Scandal of Fundo Soberano de Angola and the Paradise Papers
For oil rich countries, it is not unusual to establish a sovereign fund whose main objective is to manage and invest proceeds from this natural resource. This is aimed at ensuring that future generations are guaranteed of a steady income when oil reserves start to dwindle. Angola is among the oil-rich countries and is ranked as the continent’s second largest oil producer, after Nigeria. In fact, oil production accounts for about 95 percent of the country’s exports, and nearly half (45 percent) of the GDP (gross domestic product) (OPEC). Accordingly, the fund, known as FSDEA (Fundo Soberano De Angola) was launched in 2011 with an initial amount of $ 5 bn.
Jose Filomeno, a son of the former long-servicing Angolan president Eduardo dos Santos, was appointed as head of the fund. This sparked controversy among government critics and activists. The controversy escalated even further after Jean-Claude Bastos de Morais was appointed as the asset manager for the fund. He is a close friend to Jose Filomeno. It was unusual to appoint a single asset manager for such a sizable fund, with the expectations form many being that several asset managers would have been chosen in a bid to spread the risk further. The Paradise Papers investigation has revealed that Mr. Bastos manages nearly 85% of the entire fund, thus affording him near complete control over it (Meisel and Grossman). Further investigations show that between May 2014 and December 2015, QG Investments Africa management, a Mauritius-based company owned by Mr. Bastos, received mover $ 90 m in management fees from the fund. It has further emerged that Mr. Bastos established seven sub-funds of the Angolan “sovereign wealth fund”. The management fee received by Mr. Bastos’s company was divided into two chunks. The larger chunk of $ 41 m was declared as dividends, while the other chunk of $ 34m was identified as advisory fees payable to a Swiss company in which Mr. Bastos has the majority stake.

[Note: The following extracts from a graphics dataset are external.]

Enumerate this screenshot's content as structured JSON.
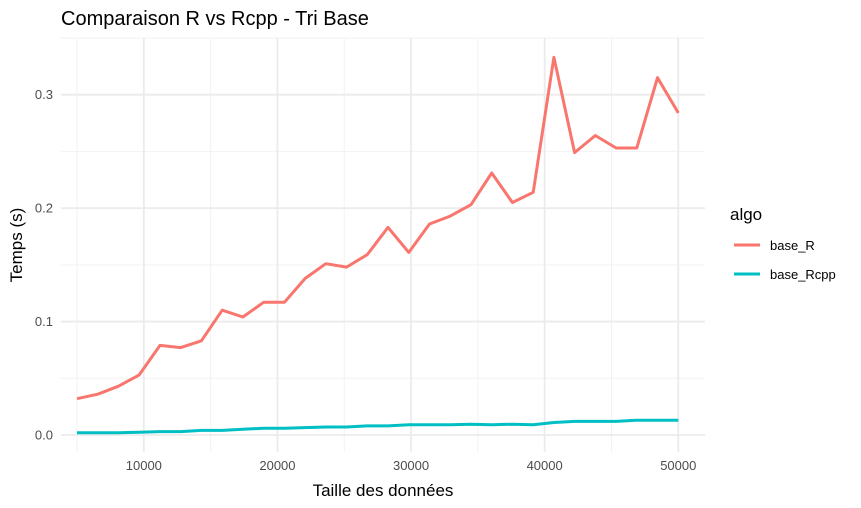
{
  "chart_data": {
    "type": "line",
    "title": "Comparaison R vs Rcpp - Tri Base",
    "xlabel": "Taille des données",
    "ylabel": "Temps (s)",
    "xlim": [
      3800,
      52000
    ],
    "ylim": [
      -0.015,
      0.35
    ],
    "xticks": [
      10000,
      20000,
      30000,
      40000,
      50000
    ],
    "xtick_labels": [
      "10000",
      "20000",
      "30000",
      "40000",
      "50000"
    ],
    "yticks": [
      0.0,
      0.1,
      0.2,
      0.3
    ],
    "ytick_labels": [
      "0.0",
      "0.1",
      "0.2",
      "0.3"
    ],
    "grid": true,
    "legend": {
      "title": "algo",
      "placement": "right"
    },
    "x": [
      5000,
      6552,
      8103,
      9655,
      11207,
      12759,
      14310,
      15862,
      17414,
      18966,
      20517,
      22069,
      23621,
      25172,
      26724,
      28276,
      29828,
      31379,
      32931,
      34483,
      36034,
      37586,
      39138,
      40690,
      42241,
      43793,
      45345,
      46897,
      48448,
      50000
    ],
    "series": [
      {
        "name": "base_R",
        "color": "#F8766D",
        "values": [
          0.032,
          0.036,
          0.043,
          0.053,
          0.079,
          0.077,
          0.083,
          0.11,
          0.104,
          0.117,
          0.117,
          0.138,
          0.151,
          0.148,
          0.159,
          0.183,
          0.161,
          0.186,
          0.193,
          0.203,
          0.231,
          0.205,
          0.214,
          0.333,
          0.249,
          0.264,
          0.253,
          0.253,
          0.315,
          0.284
        ]
      },
      {
        "name": "base_Rcpp",
        "color": "#00BFC4",
        "values": [
          0.002,
          0.002,
          0.002,
          0.0025,
          0.003,
          0.003,
          0.004,
          0.004,
          0.005,
          0.006,
          0.006,
          0.0065,
          0.007,
          0.007,
          0.008,
          0.008,
          0.009,
          0.009,
          0.009,
          0.0095,
          0.009,
          0.0095,
          0.009,
          0.011,
          0.012,
          0.012,
          0.012,
          0.013,
          0.013,
          0.013
        ]
      }
    ]
  }
}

Moreover, a number of companies owned by Mr. Bastos, such as Afrique Imo Corporation, are beneficiaries of the fund’s investments. This creates a conflict of interest. Such lack of transparency in the management of state funds is indicative of the entrenched corruption in Angola, where one out of three persons lives below the poverty line (Meisel and Grossman). Corruption is rampant in Angola, especially among government officials. This has therefore created concerns regarding the management and structure of the FSDEA. There is a growing sense that the choice of the founder Dos Santos to oversee the fund was politically driven, and that it influenced the choice of Mr. Bastos as the fund’s managers.
In yet another Paradise Papers document, it has emerged that Mr. Bastos’s initial application as a fund manager for the Angola sovereign fund was declined in Switzerland by an
offshore regulator due to “qualified cases of misappropriation” further calling into question his independence. Appleby, an offshore law firm on whose records the leaked Paradise Papers are based, had raised a red flag on Mr. Bastos and even labeled him a “risky client” (Fitzgibbon). Nonetheless, Appleby’s Mauritius office still went ahead to process the application of Mr. Bastos for the management of Angolan sovereign fund.
In sum, the leaked Paradise Papers have helped to shed light on the intricate details of managing FSDEA. Mr. Bastos manages almost the entire fund, as opposed to multiple fund managers, thus raising the issue of risk of spreading the risk. Moreover, he is a close associate of Jose Filomena, a son of a former president and head of the fund. This raises a conflict of interest, which is further exacerbated by the fact that companies affiliated with Mr. Bastos have received dividends on the fund investments, even after receiving management fees.
Fitzgibbon Will. Paradise Papers: Tax screws tightened on Mauritius. November 08, 2017.
Web. 10 November 2017. https://www.businesslive.co.za/bd/opinion/2017-11-08
Meisel Anna and David Grossman. Paradise Papers: Tycoon made $ 41m from ‘people’s fund’.
November 7, 2017. Web. 10 November 2017. http://www.bbc.com/news/world-africa
OPEC (Organization of the Petroleum Exporting Countries). Angola facts and figures. 2017.